«Обломовщина» — сквозной лейтмотив романа,
оставшийся таковым и после существенного изменения его первоначального
замысла. Впервые это художественное понятие (образный концепт)
произнесено в «Обломове» устами Андрея Штольца в связи с представленным
Ильей Ильичем «поэтическим идеалом жизни: „Это не жизнь! — упрямо
повторял Штольц. <…> Это… <…>. Какая-то… обломовщина, —
сказал он наконец". Вслед за Штольцем его тут же акцентировано
повторяет сам заглавный герой произведения („О-бло-мов-щина! — медленно
произнес Илья Ильич, удивляясь этому странному слову и разбирая его по
складам. — Об-ло-мов-щина!"); потом оно „снилось ему ночью, написанное
огнем на стенах, как Бальтазару на пиру", виделось в удивленном взгляде
слуги, заставшим барина не как обычно в постели, а на ногах („Одно
слово, — думал Илья Ильич, — а какое… ядовитое!.."); позднее, на
загородной даче, Обломов попрекает им Захара, заведшего было и там
„пыль, паутину" („Возьми, да смети" <…>… Ведь это гадость, это…
обломовщина!»). Наконец, именно его Илья Ильич произносит при
расставании с Ольгой Ильинской в ответ на вопрос девушки «Что сгубило
тебя? Нет имени этому злу…» («Есть, — сказал он чуть слышно. <…>
Обломовщина, — прошептал он…»). После последней
встречи с Ильей Ильичем в доме Пшеницыной (гл. 9 четвертой части) Штольц
этим понятием отвечает Ольге на ее взволнованные вопросы «Что же там
делается? <…> Скажешь ли ты мне? <…> Да что такое там
происходит?»: «Обломовщина! — мрачно ответил Штольц…». В
эпилоге произведения к нему же прибегнет Штольц, поясняя своему
приятелю-«литератору» <…>, с «апатичным лицом, задумчивыми
<…> глазами», в облике которого узнается сам Гончаров, причину
гибели его «товарища и друга»: «Причина… какая причина! Обломовщина! —
сказал Штольц». После чего и «литератор», привлекая внимание
своих читателей к данному понятию (ведь это он, якобы со слов Штольца,
рассказал им в «Обломове» все, в нем написанное), «с недоумением»
вопрошает: «Обломовщина! <…> Что это такое?».
Итак, «обломовщина», в глазах не только
главных мужских персонажей романа, но и его автора, — ключ к жизненной
участи Ильи Ильича Обломова. Но в чем же она состоит, и чем гончаровский смысл этого понятия отличается от его трактовок, данных критиками и исследователями?
Первым, кого в романе Гончарова
интересовало не все произведение, а прежде всего названное понятие, был
автор знаменитой статьи «Что такое обломовщина?» критик-революционер
Н. А. Добролюбов. Вышедшая в свет сразу же после публикации «Обломова»

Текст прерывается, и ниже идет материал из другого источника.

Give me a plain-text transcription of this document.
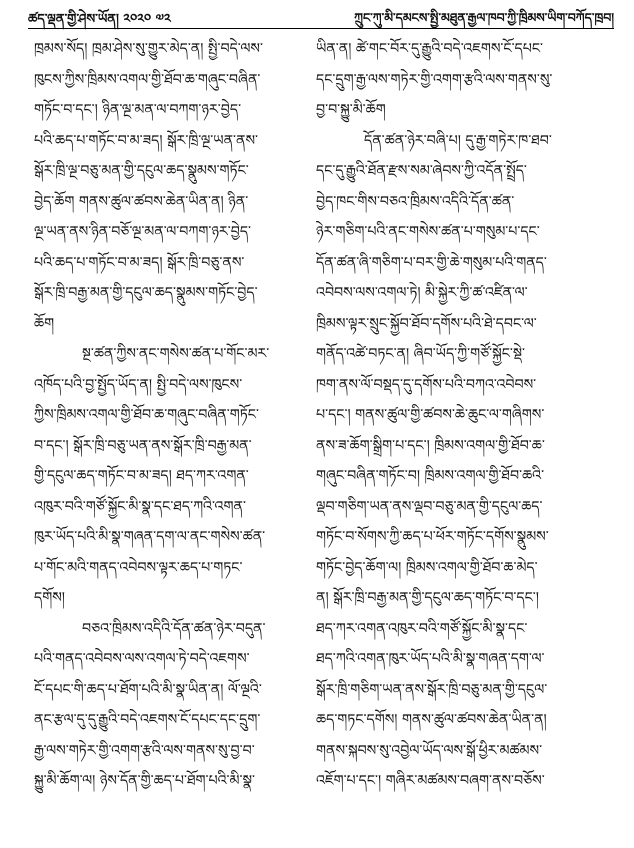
ཚད་ལྡན་གྱི་ཤེས་ཡོན། ༢༠༢༠ ༧༢	ཀྲུང་ཀུ་མི་དམངས་སྤྱི་མཐུན་རྒྱལ་ཁབ་ཀྱི་ཁྲིམས་ཡིག་བཀོད་ཁྲབ།
ཁྲམས་སོད། ཁྲམ་ཤེས་སུ་གྱུར་མེད་ན། སྤྱི་བདེ་ལས་
ཁུངས་ཀྱིས་ཁྲིམས་འགལ་གྱི་ཐོབ་ཆ་གཞུང་བཞིན་
གཏོང་བ་དང་། ཉིན་ལྔ་མན་ལ་བཀག་ཉར་བྱེད་
པའི་ཆད་པ་གཏོང་བ་མ་ཟད། སྒོར་ཁྲི་ལྔ་ཡན་ནས་
སྒོར་ཁྲི་ལྔ་བཅུ་མན་གྱི་དངུལ་ཆད་སྣུམས་གཏོང་
བྱེད་ཆོག གནས་ཚུལ་ཚབས་ཆེན་ཡིན་ན། ཉིན་
ལྔ་ཡན་ནས་ཉིན་བཅོ་ལྔ་མན་ལ་བཀག་ཉར་བྱེད་
པའི་ཆད་པ་གཏོང་བ་མ་ཟད། སྒོར་ཁྲི་བཅུ་ནས་
སྒོར་ཁྲི་བརྒྱ་མན་གྱི་དངུལ་ཆད་སྣུམས་གཏོང་བྱེད་
ཆོག
སྔ་ཚན་ཀྱིས་ནང་གསེས་ཚན་པ་གོང་མར་
འཁོད་པའི་བྱ་སྤྱོད་ཡོད་ན། སྤྱི་བདེ་ལས་ཁུངས་
ཀྱིས་ཁྲིམས་འགལ་གྱི་ཐོབ་ཆ་གཞུང་བཞིན་གཏོང་
བ་དང་། སྒོར་ཁྲི་བཅུ་ཡན་ནས་སྒོར་ཁྲི་བརྒྱ་མན་
གྱི་དངུལ་ཆད་གཏོང་བ་མ་ཟད། ཐད་ཀར་འགན་
འཁུར་བའི་གཙོ་སྐྱོང་མི་སྣ་དང་ཐད་ཀའི་འགན་
ཁུར་ཡོད་པའི་མི་སྣ་གཞན་དག་ལ་ནང་གསེས་ཚན་
པ་གོང་མའི་གནད་འབེབས་ལྟར་ཆད་པ་གཏང་
དགོས།
བཅའ་ཁྲིམས་འདིའི་དོན་ཚན་ཉེར་བདུན་
པའི་གནད་འབེབས་ལས་འགལ་ཏེ་བདེ་འཇགས་
ངོ་དཔང་གི་ཆད་པ་ཐོག་པའི་མི་སྣ་ཡིན་ན། ལོ་ལྔའི་
ནང་རྩལ་དུ་དུ་རྒྱུའི་བདེ་འཇགས་ངོ་དཔང་དང་དྲུག་
རྒྱ་ལས་གཏེར་གྱི་འགག་རྩའི་ལས་གནས་སུ་བྱ་བ་
སྐྱུ་མི་ཆོག་ལ། ཉེས་དོན་གྱི་ཆད་པ་ཐོག་པའི་མི་སྣ་
ཡིན་ན། ཚེ་གང་བོར་དུ་རྒྱུའི་བདེ་འཇགས་ངོ་དཔང་
དང་དྲུག་རྒྱ་ལས་གཏེར་གྱི་འགག་རྩའི་ལས་གནས་སུ་
བྱ་བ་སྐྱུ་མི་ཆོག
དོན་ཚན་ཉེར་བཞི་པ། དུ་རྒྱ་གཏེར་ཁ་ཐབ་
དང་དུ་རྒྱུའི་ཐོན་རྫས་སམ་ཞེབས་ཀྱི་འདོན་སྤྲོད་
བྱེད་ཁང་གིས་བཅའ་ཁྲིམས་འདིའི་དོན་ཚན་
ཉེར་གཅིག་པའི་ནང་གསེས་ཚན་པ་གསུམ་པ་དང་
དོན་ཚན་ཞི་གཅིག་པ་བར་གྱི་ཆེ་གསུམ་པའི་གནད་
འབེབས་ལས་འགལ་ཏེ། མི་སྐྱེར་ཀྱི་ཚ་འཛིན་ལ་
ཁྲིམས་ལྟར་སྲུང་སྐྱོབ་ཐོབ་དགོས་པའི་ཐེ་དབང་ལ་
གནོད་འཚེ་བཏང་ན། ཞིབ་ཡོད་ཀྱི་གཙོ་སྐྱོང་སྡེ་
ཁག་ནས་ལོ་བསྡད་དུ་དགོས་པའི་བཀའ་འབེབས་
པ་དང་། གནས་ཚུལ་གྱི་ཚབས་ཆེ་ཆུང་ལ་གཞིགས་
ནས་ཟ་ཆོག་སྒྲིག་པ་དང་། ཁྲིམས་འགལ་གྱི་ཐོབ་ཆ་
གཞུང་བཞིན་གཏོང་བ། ཁྲིམས་འགལ་གྱི་ཐོབ་ཆའི་
ལྡབ་གཅིག་ཡན་ནས་ལྡབ་བཅུ་མན་གྱི་དངུལ་ཆད་
གཏོང་བ་སོགས་ཀྱི་ཆད་པ་ཕོར་གཏོང་དགོས་སྣུམས་
གཏོང་བྱེད་ཆོག་ལ། ཁྲིམས་འགལ་གྱི་ཐོབ་ཆ་མེད་
ན། སྒོར་ཁྲི་བརྒྱ་མན་གྱི་དངུལ་ཆད་གཏོང་བ་དང་།
ཐད་ཀར་འགན་འཁུར་བའི་གཙོ་སྐྱོང་མི་སྣ་དང་
ཐད་ཀའི་འགན་ཁུར་ཡོད་པའི་མི་སྣ་གཞན་དག་ལ་
སྒོར་ཁྲི་གཅིག་ཡན་ནས་སྒོར་ཁྲི་བཅུ་མན་གྱི་དངུལ་
ཆད་གཏང་དགོས། གནས་ཚུལ་ཚབས་ཆེན་ཡིན་ན།
གནས་སྐབས་སུ་འབྱེལ་ཡོད་ལས་སྒོ་ཕྱིར་མཚམས་
འཇོག་པ་དང་། གཞིར་མཚམས་བཞག་ནས་བཅོས་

(закончилась в апрельском номере «Отечественных записок» за 1859 год;
статья Добролюбова появилась в майском номере «Современника» то
же года), она отразила непримиримое отношение русских «мужицких
демократов» этой поры к российскому либеральному дворянству,
представителями которого критик заодно с Ильей Ильичем Обломовым сделал и
Евгения Онегина, Григория Печорина, Владимира Бельтова, Дмитрия Рудина.

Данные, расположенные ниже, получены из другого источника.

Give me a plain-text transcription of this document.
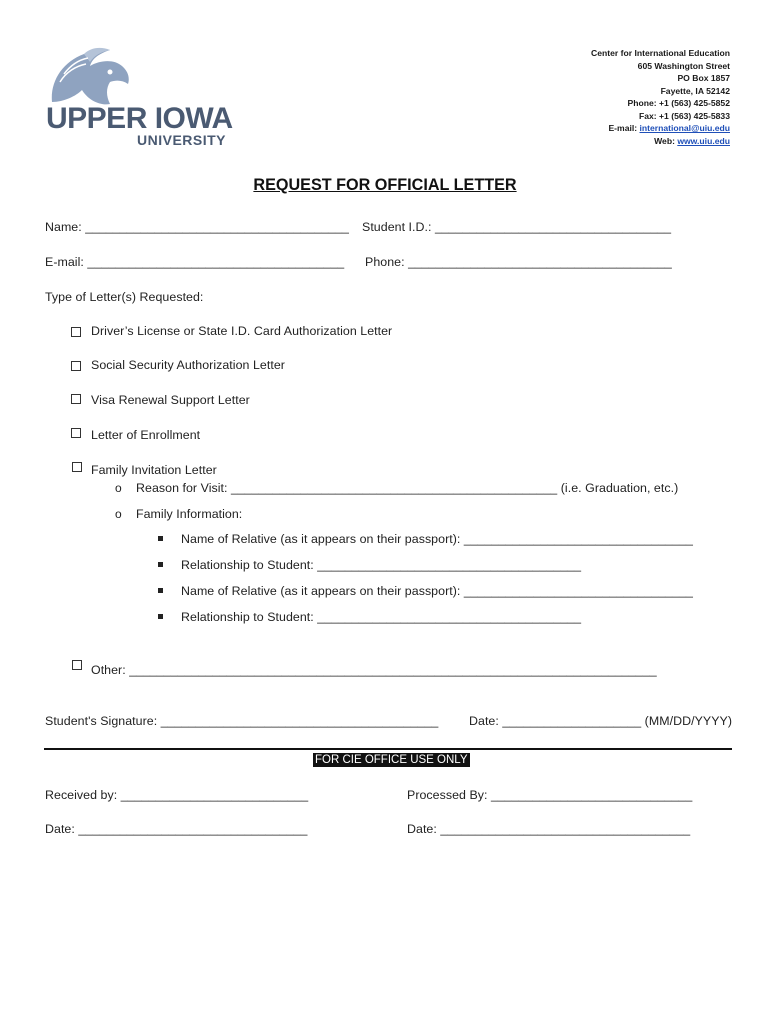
UPPER IOWA
UNIVERSITY
Center for International Education
605 Washington Street
PO Box 1857
Fayette, IA 52142
Phone: +1 (563) 425-5852
Fax: +1 (563) 425-5833
E-mail: international@uiu.edu
Web: www.uiu.edu
REQUEST FOR OFFICIAL LETTER
Name: ______________________________________ Student I.D.: __________________________________
E-mail: _____________________________________ Phone: ______________________________________
Type of Letter(s) Requested:
Driver’s License or State I.D. Card Authorization Letter
Social Security Authorization Letter
Visa Renewal Support Letter
Letter of Enrollment
Family Invitation Letter
o Reason for Visit: _______________________________________________ (i.e. Graduation, etc.)
o Family Information:
Name of Relative (as it appears on their passport): _________________________________
Relationship to Student: ______________________________________
Name of Relative (as it appears on their passport): _________________________________
Relationship to Student: ______________________________________
Other: ____________________________________________________________________________
Student's Signature: ________________________________________ Date: ____________________ (MM/DD/YYYY)
FOR CIE OFFICE USE ONLY
Received by: ___________________________	Processed By: _____________________________
Date: _________________________________	Date: ____________________________________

Отнеся всех их к «обломовской семье», Добролюбов равно обвинил каждого в
бездеятельности, мечтательности, разладе слова с поступком, уже без
всякого изящного флера выявившихся в характере и поведении Обломова, но
корнями своими уходящих в общую всем им причину — помещичье-барское
состояние этих людей, позволяющее им жить за счет не собственного, а
чужого труда. Именно оно, а не те или иные начала «натуры» Ильи Ильича
повинны, убеждал своих читателей Добролюбов, в обломовской апатии,
атрофии воли, неподвижности, зависимости от услуг других людей и
беспомощности перед наглецами и прямыми мошенниками: барство
оборачивается «нравственным рабством», первое и второе так «взаимно
проникают друг друга <…>, что, кажется, нет ни малейшей
возможности провести между ними какую-нибудь границу».
В своей трактовке «обломовщины» Добролюбов опирался на первую часть романа и запечатленную в «Сне Обломова» систему барского воспитания
маленького Илюши. И, «хотя Гончаров <…> был недоволен именно этой
частью, он хвалил статью Добролюбова и далеко не только потому, что она
была практически первой и высоко оценивала роман. Накануне отмены
крепостного права, по словам современника, „нужно было яркое воплощение
нашей апатии, нужна была кличка для обозначения нашей дореформенной
косности". И статья Добролюбова отвечала настроениям времени, что
безусловно понял и оценил сам Гончаров». Но и одобрение романистом статьи Добролюбова
не отменяет принципиально важного обстоятельства: критик-революционер
увидел в гончаровской «обломовщине» только социально-бытовую
грань этого художественного концепта, определенную крепостным правом и
его нравственно-развращающим влиянием как на русского помещика, так и на
все российское общество.
В отличие от Добролюбова, придавшего
гончаровской «обломовщине» смысл всецело негативный, славянофил
А. А. Григорьев и «почвенник» Ю. Н. Говоруха-Отрок, напротив, в своих
отзывах об «Обломове» защищали «обломовщину», отождествляемую им с самим
заглавным героем романа, даже от авторской «струи иронии» в ее
изображении. Как считал, обращаясь к русскому читателю, А. Григорьев,
«бедная, обиженная Обломовка заговорит в вас самих, если только вы живой
человек, органический продукт почвы и народности». В Обломовке, бывшей для Григорьева
средоточием «обломовщины», критику виделась сохранившаяся в
провинциально-деревенской окраине России праобитель россиян. Отсюда
резкий до грубости отзыв Григорьева (в письме 1859 года к
М. П. Погодину) о статье «Что такое обломовщина?»: «…только
<Добролюбов> мог такою слюною бешеной собаки облевать родную мать,
под именем обломовщины…». В якобы предвзятом отношении к русской
«помещичьей среде» и нехудожественном ее изображении в «Сне Обломова»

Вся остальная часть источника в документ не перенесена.